Personally, I only back up my actual user data. That is all my word docs, spreadsheets etc. my pictures, music, and anything else that can't be replaced from a program disk. I reinstall my operating system and all of my programs from scratch.

Another reason I go the long route and reinstall everything is because that over time, your hard drive gets fragmented, your registry grows to insane sizes with stuff you installed, deinstalled but it never quiet gets cleaned out fully. You will just be transferring all of these things that make your whole system run slower. Even if you defrag regularly, it never gets back to as good as it gets with a clean reinstall.
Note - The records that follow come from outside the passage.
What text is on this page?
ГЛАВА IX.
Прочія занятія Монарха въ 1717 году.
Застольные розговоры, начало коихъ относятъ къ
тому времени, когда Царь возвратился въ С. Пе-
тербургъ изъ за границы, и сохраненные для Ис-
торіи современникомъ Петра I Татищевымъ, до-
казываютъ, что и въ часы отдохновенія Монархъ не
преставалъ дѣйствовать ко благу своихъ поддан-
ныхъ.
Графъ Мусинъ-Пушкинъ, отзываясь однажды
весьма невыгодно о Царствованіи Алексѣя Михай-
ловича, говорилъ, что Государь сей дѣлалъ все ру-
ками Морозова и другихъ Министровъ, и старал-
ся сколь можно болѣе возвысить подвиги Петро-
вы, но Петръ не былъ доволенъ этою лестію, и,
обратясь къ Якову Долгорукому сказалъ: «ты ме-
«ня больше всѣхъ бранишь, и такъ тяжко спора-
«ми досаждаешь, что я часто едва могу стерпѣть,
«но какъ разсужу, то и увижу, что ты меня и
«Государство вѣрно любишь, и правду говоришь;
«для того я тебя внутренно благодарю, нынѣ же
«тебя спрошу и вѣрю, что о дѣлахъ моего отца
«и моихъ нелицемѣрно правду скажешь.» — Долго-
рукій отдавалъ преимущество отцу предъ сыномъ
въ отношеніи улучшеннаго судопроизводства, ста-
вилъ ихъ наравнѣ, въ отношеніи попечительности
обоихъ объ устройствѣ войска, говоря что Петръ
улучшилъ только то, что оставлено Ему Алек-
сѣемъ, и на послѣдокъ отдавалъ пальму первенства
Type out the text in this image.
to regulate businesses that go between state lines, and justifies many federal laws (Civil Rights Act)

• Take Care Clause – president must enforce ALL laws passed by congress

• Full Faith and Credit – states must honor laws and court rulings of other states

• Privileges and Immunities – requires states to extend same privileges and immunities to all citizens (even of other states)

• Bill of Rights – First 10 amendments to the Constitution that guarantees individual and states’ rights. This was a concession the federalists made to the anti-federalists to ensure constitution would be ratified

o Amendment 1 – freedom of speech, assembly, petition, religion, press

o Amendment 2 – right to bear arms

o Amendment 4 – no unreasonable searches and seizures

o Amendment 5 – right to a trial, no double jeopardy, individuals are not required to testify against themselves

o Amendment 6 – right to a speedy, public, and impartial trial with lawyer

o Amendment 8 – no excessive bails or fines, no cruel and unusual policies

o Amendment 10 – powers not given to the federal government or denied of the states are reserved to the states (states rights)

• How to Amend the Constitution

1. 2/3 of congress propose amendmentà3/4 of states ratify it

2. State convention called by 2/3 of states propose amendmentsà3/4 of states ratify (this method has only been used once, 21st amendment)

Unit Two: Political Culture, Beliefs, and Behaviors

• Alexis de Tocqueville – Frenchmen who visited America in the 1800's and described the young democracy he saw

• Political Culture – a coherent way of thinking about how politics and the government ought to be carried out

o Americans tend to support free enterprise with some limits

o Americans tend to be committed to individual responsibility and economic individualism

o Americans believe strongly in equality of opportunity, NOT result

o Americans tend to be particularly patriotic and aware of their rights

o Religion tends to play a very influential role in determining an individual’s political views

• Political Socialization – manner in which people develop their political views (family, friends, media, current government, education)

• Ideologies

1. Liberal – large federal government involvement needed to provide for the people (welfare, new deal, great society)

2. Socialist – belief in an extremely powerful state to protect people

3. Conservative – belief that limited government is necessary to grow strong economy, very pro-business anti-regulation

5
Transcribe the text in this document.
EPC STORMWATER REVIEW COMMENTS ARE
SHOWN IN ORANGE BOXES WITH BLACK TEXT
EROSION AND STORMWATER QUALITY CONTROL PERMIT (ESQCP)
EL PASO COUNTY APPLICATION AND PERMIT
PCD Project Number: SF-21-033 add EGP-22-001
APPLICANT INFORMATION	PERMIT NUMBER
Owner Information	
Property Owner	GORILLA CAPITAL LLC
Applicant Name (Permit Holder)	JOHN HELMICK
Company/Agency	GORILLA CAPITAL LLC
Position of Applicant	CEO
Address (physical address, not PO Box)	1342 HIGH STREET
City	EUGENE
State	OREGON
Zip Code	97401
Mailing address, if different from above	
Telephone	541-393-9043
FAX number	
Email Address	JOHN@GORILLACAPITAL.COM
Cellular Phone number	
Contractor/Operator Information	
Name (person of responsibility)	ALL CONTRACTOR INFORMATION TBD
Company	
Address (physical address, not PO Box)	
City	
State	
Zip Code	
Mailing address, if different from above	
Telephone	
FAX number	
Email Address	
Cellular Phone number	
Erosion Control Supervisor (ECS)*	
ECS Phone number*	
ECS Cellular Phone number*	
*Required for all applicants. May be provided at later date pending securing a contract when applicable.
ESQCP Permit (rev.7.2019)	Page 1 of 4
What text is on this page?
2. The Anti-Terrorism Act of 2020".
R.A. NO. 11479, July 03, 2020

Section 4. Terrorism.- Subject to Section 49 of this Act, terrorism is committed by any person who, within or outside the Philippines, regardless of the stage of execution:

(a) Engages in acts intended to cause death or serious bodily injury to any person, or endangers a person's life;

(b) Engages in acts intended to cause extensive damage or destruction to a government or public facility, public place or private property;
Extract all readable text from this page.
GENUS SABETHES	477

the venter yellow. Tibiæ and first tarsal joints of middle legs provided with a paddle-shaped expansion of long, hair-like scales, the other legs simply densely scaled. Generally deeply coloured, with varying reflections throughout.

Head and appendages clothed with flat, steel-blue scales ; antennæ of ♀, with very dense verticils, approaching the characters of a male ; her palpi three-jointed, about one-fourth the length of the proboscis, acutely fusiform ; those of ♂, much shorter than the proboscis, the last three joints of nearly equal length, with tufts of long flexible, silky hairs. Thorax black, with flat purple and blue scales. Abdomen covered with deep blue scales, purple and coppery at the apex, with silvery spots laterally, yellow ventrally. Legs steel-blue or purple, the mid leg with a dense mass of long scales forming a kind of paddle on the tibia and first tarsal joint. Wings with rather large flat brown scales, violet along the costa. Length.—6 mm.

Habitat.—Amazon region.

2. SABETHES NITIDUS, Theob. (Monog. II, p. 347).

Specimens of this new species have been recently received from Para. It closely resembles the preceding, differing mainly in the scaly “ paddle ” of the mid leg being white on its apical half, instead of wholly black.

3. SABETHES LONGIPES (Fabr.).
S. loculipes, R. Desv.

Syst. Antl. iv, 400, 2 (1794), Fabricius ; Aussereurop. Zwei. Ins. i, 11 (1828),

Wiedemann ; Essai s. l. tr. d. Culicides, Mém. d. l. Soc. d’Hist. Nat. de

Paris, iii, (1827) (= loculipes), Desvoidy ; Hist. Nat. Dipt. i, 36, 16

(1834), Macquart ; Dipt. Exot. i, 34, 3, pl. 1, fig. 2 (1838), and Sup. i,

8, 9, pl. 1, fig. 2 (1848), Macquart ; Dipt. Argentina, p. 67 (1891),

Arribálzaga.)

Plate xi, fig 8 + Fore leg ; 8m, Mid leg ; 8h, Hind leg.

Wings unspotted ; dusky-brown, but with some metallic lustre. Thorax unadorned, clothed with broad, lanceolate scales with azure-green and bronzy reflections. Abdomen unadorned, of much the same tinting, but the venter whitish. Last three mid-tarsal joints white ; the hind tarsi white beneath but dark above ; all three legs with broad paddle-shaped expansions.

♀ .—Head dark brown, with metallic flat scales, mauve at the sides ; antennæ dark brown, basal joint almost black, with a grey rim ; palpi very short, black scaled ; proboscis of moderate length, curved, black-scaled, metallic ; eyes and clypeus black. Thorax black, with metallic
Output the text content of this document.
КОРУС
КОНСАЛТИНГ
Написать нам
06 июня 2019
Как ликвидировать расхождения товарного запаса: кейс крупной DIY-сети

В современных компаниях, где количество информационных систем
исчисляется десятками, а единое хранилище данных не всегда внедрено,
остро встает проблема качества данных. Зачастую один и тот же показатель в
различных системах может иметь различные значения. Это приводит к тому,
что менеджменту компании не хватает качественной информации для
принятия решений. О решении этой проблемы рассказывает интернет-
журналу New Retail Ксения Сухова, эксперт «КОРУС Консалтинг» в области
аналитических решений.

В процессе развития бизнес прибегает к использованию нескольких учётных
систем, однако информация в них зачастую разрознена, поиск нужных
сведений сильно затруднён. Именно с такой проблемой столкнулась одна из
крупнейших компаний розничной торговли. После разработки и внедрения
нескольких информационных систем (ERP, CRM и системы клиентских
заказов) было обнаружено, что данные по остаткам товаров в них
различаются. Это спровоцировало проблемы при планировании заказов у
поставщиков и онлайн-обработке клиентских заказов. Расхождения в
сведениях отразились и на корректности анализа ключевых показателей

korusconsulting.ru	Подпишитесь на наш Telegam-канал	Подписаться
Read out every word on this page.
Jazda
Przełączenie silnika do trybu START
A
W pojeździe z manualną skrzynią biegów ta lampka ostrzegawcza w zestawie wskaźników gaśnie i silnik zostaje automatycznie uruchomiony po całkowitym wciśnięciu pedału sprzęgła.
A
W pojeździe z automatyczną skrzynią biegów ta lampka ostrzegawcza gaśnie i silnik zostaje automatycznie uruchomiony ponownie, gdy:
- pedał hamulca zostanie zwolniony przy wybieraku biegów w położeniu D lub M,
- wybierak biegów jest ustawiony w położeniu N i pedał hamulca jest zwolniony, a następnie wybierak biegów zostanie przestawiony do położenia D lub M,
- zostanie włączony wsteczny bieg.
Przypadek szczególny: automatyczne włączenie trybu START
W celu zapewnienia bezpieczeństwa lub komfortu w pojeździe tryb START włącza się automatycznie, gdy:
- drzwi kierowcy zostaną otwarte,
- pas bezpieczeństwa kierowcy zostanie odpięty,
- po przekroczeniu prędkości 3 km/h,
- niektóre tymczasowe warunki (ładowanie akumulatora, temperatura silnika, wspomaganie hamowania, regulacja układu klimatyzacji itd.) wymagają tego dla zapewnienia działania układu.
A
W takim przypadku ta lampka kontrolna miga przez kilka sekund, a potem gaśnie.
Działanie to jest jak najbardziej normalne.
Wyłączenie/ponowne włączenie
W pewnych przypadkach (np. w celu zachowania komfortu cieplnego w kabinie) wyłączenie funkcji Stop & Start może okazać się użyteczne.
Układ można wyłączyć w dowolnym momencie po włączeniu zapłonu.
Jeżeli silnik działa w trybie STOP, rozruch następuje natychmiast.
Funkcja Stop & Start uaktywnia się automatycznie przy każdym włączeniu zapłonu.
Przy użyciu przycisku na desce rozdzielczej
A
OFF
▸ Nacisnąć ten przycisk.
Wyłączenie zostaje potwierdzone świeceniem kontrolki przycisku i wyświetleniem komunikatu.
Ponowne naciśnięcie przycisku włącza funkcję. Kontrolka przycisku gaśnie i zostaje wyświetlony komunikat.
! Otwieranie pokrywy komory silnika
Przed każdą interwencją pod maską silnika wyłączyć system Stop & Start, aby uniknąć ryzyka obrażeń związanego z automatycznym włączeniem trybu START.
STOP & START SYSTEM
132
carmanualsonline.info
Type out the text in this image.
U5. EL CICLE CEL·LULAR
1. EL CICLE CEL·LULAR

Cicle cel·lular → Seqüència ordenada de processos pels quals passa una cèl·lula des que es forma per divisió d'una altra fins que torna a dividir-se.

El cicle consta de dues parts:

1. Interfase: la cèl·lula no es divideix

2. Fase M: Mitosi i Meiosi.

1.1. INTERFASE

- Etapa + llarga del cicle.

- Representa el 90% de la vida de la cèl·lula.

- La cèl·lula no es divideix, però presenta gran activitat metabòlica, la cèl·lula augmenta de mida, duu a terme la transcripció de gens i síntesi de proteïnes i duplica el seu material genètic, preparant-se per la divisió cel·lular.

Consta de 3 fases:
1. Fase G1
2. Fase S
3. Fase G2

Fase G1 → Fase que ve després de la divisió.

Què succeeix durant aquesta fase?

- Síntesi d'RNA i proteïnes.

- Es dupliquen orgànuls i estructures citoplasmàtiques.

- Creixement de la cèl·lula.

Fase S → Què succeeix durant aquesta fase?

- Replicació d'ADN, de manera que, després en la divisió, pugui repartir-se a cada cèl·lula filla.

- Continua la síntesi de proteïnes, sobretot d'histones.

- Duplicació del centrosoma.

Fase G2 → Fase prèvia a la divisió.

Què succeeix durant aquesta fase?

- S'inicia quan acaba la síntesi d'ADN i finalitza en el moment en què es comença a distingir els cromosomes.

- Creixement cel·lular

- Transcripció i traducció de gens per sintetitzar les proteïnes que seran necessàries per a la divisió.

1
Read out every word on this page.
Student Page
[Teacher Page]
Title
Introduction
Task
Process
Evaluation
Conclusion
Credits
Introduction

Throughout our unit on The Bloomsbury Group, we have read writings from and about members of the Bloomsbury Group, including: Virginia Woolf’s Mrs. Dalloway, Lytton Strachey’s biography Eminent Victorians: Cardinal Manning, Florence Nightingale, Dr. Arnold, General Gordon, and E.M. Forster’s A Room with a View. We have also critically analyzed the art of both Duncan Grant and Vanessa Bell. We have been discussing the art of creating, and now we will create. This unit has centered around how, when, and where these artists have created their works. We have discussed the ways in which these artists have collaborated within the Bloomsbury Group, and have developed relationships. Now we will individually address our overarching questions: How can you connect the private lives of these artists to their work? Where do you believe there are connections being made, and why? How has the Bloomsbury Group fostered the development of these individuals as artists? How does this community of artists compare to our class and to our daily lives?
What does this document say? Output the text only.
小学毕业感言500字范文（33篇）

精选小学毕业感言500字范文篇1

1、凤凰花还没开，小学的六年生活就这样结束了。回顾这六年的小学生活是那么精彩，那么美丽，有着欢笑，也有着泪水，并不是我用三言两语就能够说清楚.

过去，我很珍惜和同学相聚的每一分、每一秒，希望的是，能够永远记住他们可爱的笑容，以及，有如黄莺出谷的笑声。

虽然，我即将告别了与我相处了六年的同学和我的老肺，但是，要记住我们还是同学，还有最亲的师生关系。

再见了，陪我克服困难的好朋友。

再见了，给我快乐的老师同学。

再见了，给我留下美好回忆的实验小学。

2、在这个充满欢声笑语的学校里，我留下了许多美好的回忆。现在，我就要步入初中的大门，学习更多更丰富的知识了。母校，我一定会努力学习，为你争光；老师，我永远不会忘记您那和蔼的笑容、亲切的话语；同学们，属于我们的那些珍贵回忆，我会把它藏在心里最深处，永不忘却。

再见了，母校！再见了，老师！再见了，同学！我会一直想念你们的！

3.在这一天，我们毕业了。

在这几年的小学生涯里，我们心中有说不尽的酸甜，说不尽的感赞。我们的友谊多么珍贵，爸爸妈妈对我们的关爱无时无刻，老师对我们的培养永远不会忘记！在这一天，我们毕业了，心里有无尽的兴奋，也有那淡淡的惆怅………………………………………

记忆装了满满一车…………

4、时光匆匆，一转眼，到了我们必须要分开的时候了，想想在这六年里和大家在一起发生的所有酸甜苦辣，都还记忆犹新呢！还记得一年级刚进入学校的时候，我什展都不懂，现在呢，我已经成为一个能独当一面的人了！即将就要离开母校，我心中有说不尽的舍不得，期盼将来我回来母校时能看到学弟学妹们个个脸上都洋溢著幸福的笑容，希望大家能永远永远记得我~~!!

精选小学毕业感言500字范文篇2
Backing up a particularly hard to install program or one that takes forever to customize back to where you like it, is an option. But if it writes stuff to the registry, then you are forced to back up the OS along with it or you will have to reinstall it anyways. Most programs write to the registry.

I have one game that is HUGE, hard to customize, and actually does not rely on writing to the registry. This is the only item for which I maintain a backup of this on a separate drive in case the first crashes.

I know it's more work, but I bet if you reinstall everything, you will find your PC works a lot faster. If you hardly ever use your PC, this might not be an issue but if you are like me and you are constantly adding & deleting programs and data, wiping it clean once every year actually is almost required, hardware failure or not, to keep it running at it's top speed.


With great power comes Awesome irresponsibility.